Question

How do you condense $In2 + In6 - \left( {\dfrac{1}{2}} \right)In9?$

Answer 1

As per the given question we can solve it by using the logarithm formula. The formulae that we have to apply to solve the above given question is as follows: $Ina + Inb = In(a \times b)$ and there is also another formula that we can use is $Ina - Inb = In\left( {\dfrac{a}{b}} \right)$. These are the two basic formulas of logarithms and we can use it and then we can condense the given question.

Complete step by step solution:
From the given question we have to condense the equation is $In2 + In6 - \left( {\dfrac{1}{2}} \right)In9$.
As we have already discussed the basic logarithm formula that we have to use to condense the given equation. First we will use the formula i.e. $Ina + Inb = In(a \times b)$. By applying this formula in the first part of the equation we have: $In(2 \times 6) - \left( {\dfrac{1}{2}} \right)In9$.
Now we have to apply another formula to condense the above given question. We will use this formula now i.e. $\dfrac{1}{n}Inx = In(\sqrt[n]{x})$.
So by applying this $\dfrac{1}{2}In9 = In(\sqrt[{}]{9})$. Now by substituting all the values in the equation we have,
$In12 - In(\sqrt 9 ) = In12 - In3$. Here we will apply another basic logarithm formula mentioned above, So $In12 - In3 = In\left( {\dfrac{{12}}{3}} \right)$. On further simplifying we have $In4$.
Hence the required condensed equation is $In4$.

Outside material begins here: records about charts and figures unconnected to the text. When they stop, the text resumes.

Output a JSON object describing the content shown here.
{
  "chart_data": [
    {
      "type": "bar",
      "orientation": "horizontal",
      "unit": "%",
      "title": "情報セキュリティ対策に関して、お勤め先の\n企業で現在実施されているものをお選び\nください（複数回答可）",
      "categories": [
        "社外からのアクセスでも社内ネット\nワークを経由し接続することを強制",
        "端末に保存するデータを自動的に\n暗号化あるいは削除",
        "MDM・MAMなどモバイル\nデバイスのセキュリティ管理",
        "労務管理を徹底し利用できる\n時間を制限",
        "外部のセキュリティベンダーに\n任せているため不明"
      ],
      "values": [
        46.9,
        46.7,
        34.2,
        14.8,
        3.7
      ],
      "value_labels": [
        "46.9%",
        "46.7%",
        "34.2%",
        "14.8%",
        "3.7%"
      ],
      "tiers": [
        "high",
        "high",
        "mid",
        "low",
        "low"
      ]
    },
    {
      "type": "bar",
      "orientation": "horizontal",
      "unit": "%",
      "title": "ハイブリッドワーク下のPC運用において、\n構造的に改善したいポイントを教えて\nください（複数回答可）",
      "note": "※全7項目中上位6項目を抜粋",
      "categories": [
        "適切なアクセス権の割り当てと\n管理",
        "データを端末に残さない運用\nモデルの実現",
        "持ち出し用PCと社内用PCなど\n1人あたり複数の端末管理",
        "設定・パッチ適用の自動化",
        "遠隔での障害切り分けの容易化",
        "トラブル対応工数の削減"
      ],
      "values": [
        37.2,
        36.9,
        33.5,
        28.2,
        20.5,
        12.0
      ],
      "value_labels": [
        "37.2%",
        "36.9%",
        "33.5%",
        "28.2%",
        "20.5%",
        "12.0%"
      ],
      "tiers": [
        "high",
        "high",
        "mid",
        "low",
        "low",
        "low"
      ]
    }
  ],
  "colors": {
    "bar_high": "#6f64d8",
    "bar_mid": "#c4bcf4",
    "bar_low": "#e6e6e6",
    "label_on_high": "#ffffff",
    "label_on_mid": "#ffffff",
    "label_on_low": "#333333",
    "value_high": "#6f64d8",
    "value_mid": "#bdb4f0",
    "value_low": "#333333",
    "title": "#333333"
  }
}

Note: Before solving this kind of question we should be fully aware of the logarithms rule and their formulas. Their basic logarithm properties and their basic formulae are very useful in solving questions. Behind these three there are many other logarithm formulae which can be used in the questions and we can efficiently use these formulae in solving the questions.